Mishra Rashmi, Bian Jiantao, Fiszman Marcelo, Weir Charlene R, Jonnalagadda Siddhartha, Mostafa Javed, Del Fiol Guilherme
Department of Biomedical Informatics, University of Utah, Salt Lake City, UT, USA.
Department of Biomedical Informatics, University of Utah, Salt Lake City, UT, USA; Clinical Modeling Team, Intermountain Healthcare, Salt Lake City, UT, USA.
J Biomed Inform. 2014 Dec;52:457-67. doi: 10.1016/j.jbi.2014.06.009. Epub 2014 Jul 10.
The amount of information for clinicians and clinical researchers is growing exponentially. Text summarization reduces information as an attempt to enable users to find and understand relevant source texts more quickly and effortlessly. In recent years, substantial research has been conducted to develop and evaluate various summarization techniques in the biomedical domain. The goal of this study was to systematically review recent published research on summarization of textual documents in the biomedical domain.
MEDLINE (2000 to October 2013), IEEE Digital Library, and the ACM digital library were searched. Investigators independently screened and abstracted studies that examined text summarization techniques in the biomedical domain. Information is derived from selected articles on five dimensions: input, purpose, output, method and evaluation.
Of 10,786 studies retrieved, 34 (0.3%) met the inclusion criteria. Natural language processing (17; 50%) and a hybrid technique comprising of statistical, Natural language processing and machine learning (15; 44%) were the most common summarization approaches. Most studies (28; 82%) conducted an intrinsic evaluation.

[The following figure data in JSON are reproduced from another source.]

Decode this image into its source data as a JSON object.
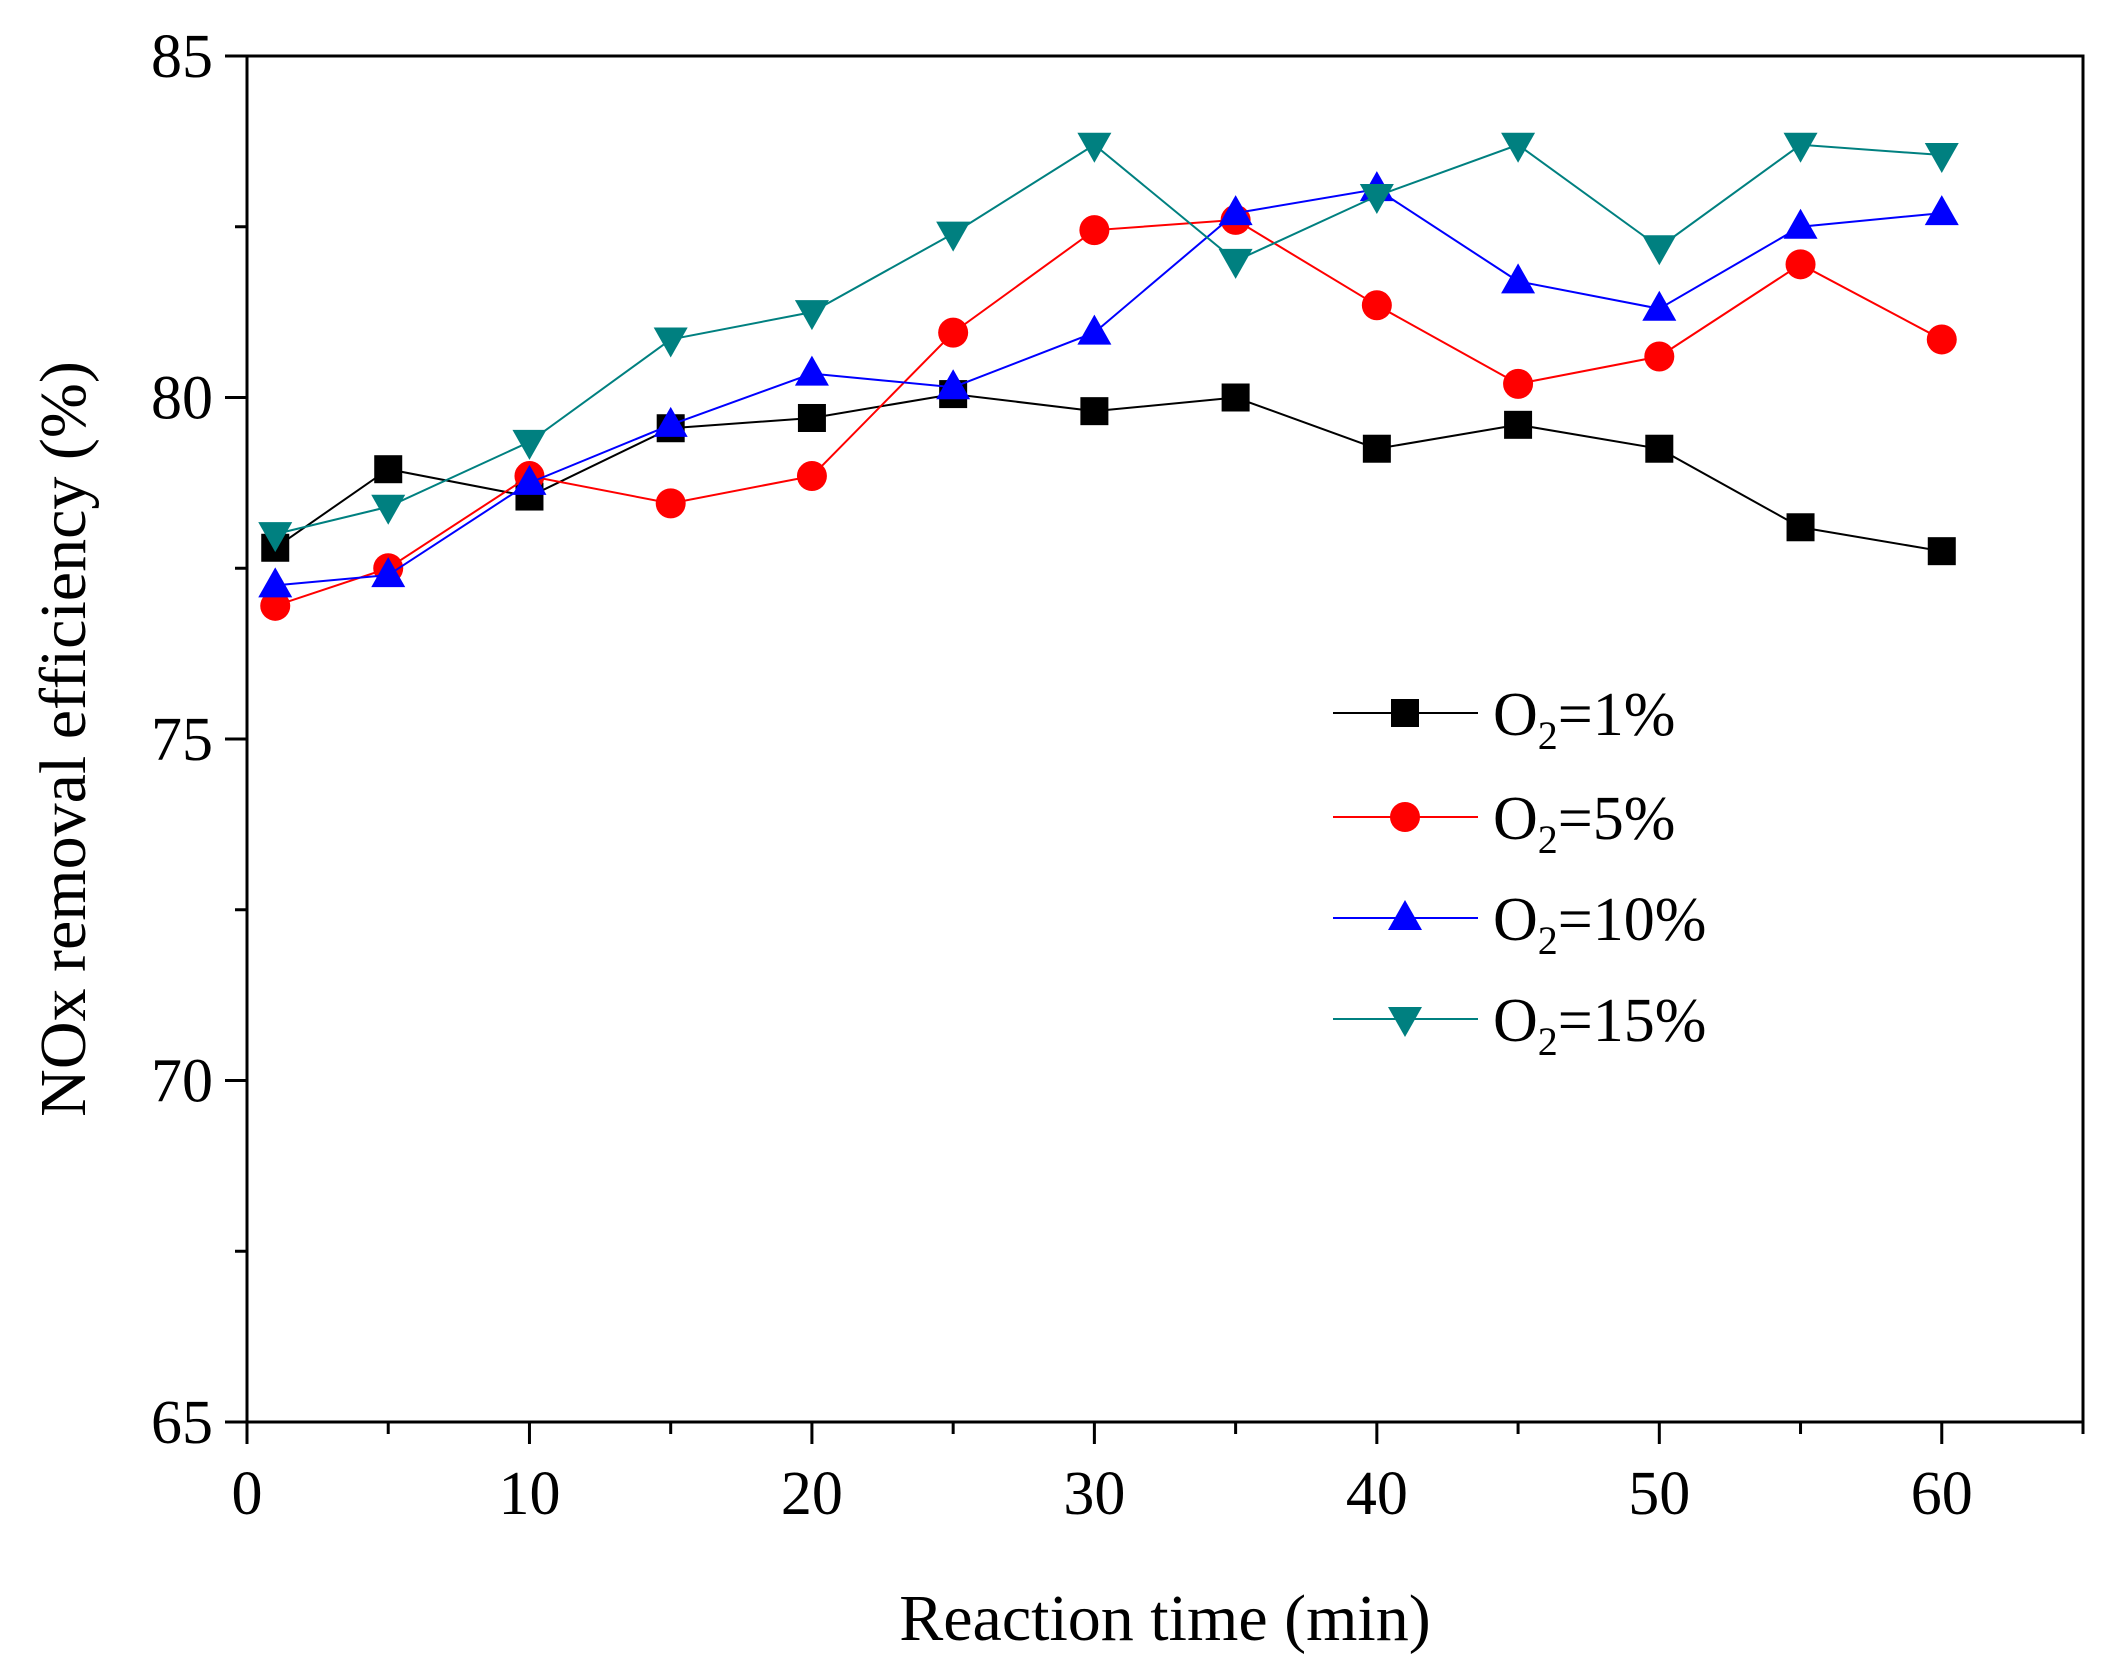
{
  "chart_data": {
    "type": "line",
    "title": "",
    "xlabel": "Reaction time (min)",
    "ylabel": "NOx removal efficiency (%)",
    "xlim": [
      0,
      65
    ],
    "ylim": [
      65,
      85
    ],
    "xticks": [
      0,
      10,
      20,
      30,
      40,
      50,
      60
    ],
    "yticks": [
      65,
      70,
      75,
      80,
      85
    ],
    "grid": false,
    "legend_position": "center-right",
    "x": [
      1,
      5,
      10,
      15,
      20,
      25,
      30,
      35,
      40,
      45,
      50,
      55,
      60
    ],
    "series": [
      {
        "name": "O2=1%",
        "label_base": "O",
        "label_sub": "2",
        "label_rest": "=1%",
        "color": "#000000",
        "marker": "square",
        "values": [
          77.8,
          78.95,
          78.55,
          79.55,
          79.7,
          80.05,
          79.8,
          80.0,
          79.25,
          79.6,
          79.25,
          78.1,
          77.75
        ]
      },
      {
        "name": "O2=5%",
        "label_base": "O",
        "label_sub": "2",
        "label_rest": "=5%",
        "color": "#ff0000",
        "marker": "circle",
        "values": [
          76.95,
          77.5,
          78.85,
          78.45,
          78.85,
          80.95,
          82.45,
          82.6,
          81.35,
          80.2,
          80.6,
          81.95,
          80.85
        ]
      },
      {
        "name": "O2=10%",
        "label_base": "O",
        "label_sub": "2",
        "label_rest": "=10%",
        "color": "#0000ff",
        "marker": "triangle-up",
        "values": [
          77.25,
          77.4,
          78.75,
          79.6,
          80.35,
          80.15,
          80.95,
          82.7,
          83.05,
          81.7,
          81.3,
          82.5,
          82.7
        ]
      },
      {
        "name": "O2=15%",
        "label_base": "O",
        "label_sub": "2",
        "label_rest": "=15%",
        "color": "#008080",
        "marker": "triangle-down",
        "values": [
          78.0,
          78.4,
          79.35,
          80.85,
          81.25,
          82.4,
          83.7,
          82.0,
          82.95,
          83.7,
          82.2,
          83.7,
          83.55
        ]
      }
    ]
  }
}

This is the first systematic review of text summarization in the biomedical domain. The study identified research gaps and provides recommendations for guiding future research on biomedical text summarization.
Recent research has focused on a hybrid technique comprising statistical, language processing and machine learning techniques. Further research is needed on the application and evaluation of text summarization in real research or patient care settings.
临床医生和临床研究人员可获取的信息量正呈指数级增长。文本摘要通过减少信息量,试图让用户能更快速、轻松地找到并理解相关源文本。近年来,已开展了大量研究来开发和评估生物医学领域的各种摘要技术。本研究的目的是系统回顾生物医学领域中有关文本文献摘要的近期已发表研究。
检索了MEDLINE(2000年至2013年10月)、IEEE数字图书馆和ACM数字图书馆。研究人员独立筛选并提取了研究生物医学领域文本摘要技术的研究。信息从选定文章的五个维度得出:输入、目的、输出、方法和评估。
在检索到的10786项研究中,34项(0.3%)符合纳入标准。自然语言处理(17项;50%)以及由统计、自然语言处理和机器学习组成的混合技术(15项;44%)是最常见的摘要方法。大多数研究(28项;82%)进行了内在评估。
这是生物医学领域文本摘要的首次系统综述。该研究确定了研究差距,并为指导生物医学文本摘要的未来研究提供了建议。
近期研究集中在一种包含统计、语言处理和机器学习技术的混合技术上。在实际研究或患者护理环境中,文本摘要的应用和评估还需要进一步研究。